The Secret of the SANSY Edition
Irene had never been fond of her Lengua Castellana y Literatura textbook. Libro 1 Bachillerato , SANSY editorial. It was thick, heavy, and smelled of recycled paper and broken dreams. To her, it was a brick of verb conjugations, syntactic analysis, and fragments of the Cantar de Mio Cid that she’d rather watch on YouTube.
Then, on a whim, she checked the index. A whole section on “Poesía oculta del siglo XX” was listed but, oddly, pages 204 to 206 were blank. Not misprinted—deliberately blank, except for a single stanza handwritten in the same tiny script:
Irene frowned. She checked the margins. No other marks. But the poem referenced on that page—Lorca’s “La aurora”—was present. She read it twice. Nothing.
From then on, Irene didn’t see the SANSY book as a burden. She saw it as a puzzle. Every blank margin, every odd footnote became a clue. She started writing her own poems in the white spaces. By the end of the year, she didn’t just pass the subject—she had written a small chapbook titled Libro 1, Anotado .
“La respuesta está en el poema que no está.” (The answer is in the poem that isn’t there.)
The Secret of the SANSY Edition
Irene had never been fond of her Lengua Castellana y Literatura textbook. Libro 1 Bachillerato , SANSY editorial. It was thick, heavy, and smelled of recycled paper and broken dreams. To her, it was a brick of verb conjugations, syntactic analysis, and fragments of the Cantar de Mio Cid that she’d rather watch on YouTube.

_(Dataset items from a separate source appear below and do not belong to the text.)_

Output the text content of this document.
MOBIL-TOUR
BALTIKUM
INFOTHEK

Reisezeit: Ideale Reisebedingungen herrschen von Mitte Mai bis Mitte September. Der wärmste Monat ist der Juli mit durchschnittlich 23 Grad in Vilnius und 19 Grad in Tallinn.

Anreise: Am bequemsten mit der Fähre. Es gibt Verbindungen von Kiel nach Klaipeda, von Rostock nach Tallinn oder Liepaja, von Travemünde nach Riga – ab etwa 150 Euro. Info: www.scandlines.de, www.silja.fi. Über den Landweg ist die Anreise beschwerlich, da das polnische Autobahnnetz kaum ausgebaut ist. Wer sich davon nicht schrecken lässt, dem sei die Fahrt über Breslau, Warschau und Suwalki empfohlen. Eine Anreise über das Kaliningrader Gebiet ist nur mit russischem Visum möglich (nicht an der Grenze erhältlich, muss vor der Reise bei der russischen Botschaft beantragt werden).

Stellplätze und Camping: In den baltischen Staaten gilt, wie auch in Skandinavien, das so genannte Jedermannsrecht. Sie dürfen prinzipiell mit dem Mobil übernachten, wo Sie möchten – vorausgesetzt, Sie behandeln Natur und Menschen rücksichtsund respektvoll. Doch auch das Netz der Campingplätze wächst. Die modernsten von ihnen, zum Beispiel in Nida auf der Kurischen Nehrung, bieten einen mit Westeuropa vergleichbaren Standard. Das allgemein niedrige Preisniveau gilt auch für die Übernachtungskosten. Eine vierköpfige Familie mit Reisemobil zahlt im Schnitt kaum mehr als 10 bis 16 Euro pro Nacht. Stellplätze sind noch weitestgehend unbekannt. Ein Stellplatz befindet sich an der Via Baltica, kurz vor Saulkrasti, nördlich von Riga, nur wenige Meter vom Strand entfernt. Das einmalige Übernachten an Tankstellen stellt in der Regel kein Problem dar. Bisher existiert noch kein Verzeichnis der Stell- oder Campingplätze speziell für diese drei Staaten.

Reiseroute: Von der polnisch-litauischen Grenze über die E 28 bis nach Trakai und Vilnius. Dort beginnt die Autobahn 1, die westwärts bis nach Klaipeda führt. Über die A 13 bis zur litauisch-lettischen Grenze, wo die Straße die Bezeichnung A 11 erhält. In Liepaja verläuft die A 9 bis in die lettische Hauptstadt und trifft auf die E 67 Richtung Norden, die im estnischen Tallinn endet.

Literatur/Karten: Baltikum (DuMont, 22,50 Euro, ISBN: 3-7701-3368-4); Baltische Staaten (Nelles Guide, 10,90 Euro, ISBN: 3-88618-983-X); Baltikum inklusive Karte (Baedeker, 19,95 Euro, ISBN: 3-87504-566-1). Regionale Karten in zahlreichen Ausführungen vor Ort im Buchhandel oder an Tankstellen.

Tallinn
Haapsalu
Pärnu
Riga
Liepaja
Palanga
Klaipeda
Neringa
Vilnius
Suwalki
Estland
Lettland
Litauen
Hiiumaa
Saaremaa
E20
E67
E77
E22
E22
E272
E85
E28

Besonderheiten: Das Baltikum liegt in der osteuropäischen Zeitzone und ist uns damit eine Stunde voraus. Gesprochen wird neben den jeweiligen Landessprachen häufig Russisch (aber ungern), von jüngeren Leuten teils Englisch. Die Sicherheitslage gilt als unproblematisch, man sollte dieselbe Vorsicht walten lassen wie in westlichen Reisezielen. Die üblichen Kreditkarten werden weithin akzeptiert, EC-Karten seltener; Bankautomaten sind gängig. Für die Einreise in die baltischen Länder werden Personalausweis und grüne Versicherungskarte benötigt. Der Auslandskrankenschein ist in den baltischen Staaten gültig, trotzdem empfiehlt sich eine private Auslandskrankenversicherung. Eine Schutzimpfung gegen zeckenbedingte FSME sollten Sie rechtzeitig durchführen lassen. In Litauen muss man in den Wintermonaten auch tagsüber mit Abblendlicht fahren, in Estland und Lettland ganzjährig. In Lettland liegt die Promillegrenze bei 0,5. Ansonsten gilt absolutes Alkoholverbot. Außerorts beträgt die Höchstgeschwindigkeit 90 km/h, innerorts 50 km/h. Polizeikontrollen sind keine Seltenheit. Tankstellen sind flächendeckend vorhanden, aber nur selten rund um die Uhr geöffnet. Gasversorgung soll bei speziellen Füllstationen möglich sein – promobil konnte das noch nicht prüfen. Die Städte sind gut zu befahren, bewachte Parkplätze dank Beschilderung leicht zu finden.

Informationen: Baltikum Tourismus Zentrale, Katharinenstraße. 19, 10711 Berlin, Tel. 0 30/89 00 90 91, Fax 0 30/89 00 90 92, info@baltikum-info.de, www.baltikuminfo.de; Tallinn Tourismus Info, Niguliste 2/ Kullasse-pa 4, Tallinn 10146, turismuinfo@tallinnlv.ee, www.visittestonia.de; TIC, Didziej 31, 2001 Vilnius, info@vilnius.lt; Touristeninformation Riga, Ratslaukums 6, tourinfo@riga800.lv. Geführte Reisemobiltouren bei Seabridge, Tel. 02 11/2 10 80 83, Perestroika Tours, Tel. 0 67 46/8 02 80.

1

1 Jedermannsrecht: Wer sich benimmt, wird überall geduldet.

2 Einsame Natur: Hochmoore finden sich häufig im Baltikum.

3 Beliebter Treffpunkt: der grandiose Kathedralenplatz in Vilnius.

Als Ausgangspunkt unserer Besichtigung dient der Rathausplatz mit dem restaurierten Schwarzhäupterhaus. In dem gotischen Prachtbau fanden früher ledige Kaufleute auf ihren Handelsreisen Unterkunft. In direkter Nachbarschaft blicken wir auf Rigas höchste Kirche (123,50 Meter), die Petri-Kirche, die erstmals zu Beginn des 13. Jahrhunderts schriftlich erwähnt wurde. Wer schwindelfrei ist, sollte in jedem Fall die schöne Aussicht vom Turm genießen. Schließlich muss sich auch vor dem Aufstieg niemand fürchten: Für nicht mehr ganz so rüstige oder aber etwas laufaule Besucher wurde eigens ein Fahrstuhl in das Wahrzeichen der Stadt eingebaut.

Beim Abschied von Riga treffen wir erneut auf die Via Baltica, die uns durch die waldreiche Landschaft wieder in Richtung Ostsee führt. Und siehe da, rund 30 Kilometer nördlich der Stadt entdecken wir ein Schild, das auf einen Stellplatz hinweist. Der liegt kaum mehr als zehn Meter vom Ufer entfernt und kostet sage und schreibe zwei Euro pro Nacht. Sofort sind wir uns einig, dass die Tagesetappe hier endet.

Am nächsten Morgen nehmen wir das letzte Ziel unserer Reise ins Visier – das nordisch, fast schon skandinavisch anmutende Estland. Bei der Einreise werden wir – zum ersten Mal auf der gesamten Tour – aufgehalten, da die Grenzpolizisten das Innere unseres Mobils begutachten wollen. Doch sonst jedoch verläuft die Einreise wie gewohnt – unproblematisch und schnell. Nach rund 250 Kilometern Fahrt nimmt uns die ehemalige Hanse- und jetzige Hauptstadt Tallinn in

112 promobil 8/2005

Then, on a whim, she checked the index. A whole section on “Poesía oculta del siglo XX” was listed but, oddly, pages 204 to 206 were blank. Not misprinted—deliberately blank, except for a single stanza handwritten in the same tiny script:
Irene frowned. She checked the margins. No other marks. But the poem referenced on that page—Lorca’s “La aurora”—was present. She read it twice. Nothing.
From then on, Irene didn’t see the SANSY book as a burden. She saw it as a puzzle. Every blank margin, every odd footnote became a clue. She started writing her own poems in the white spaces. By the end of the year, she didn’t just pass the subject—she had written a small chapbook titled Libro 1, Anotado .
“La respuesta está en el poema que no está.” (The answer is in the poem that isn’t there.)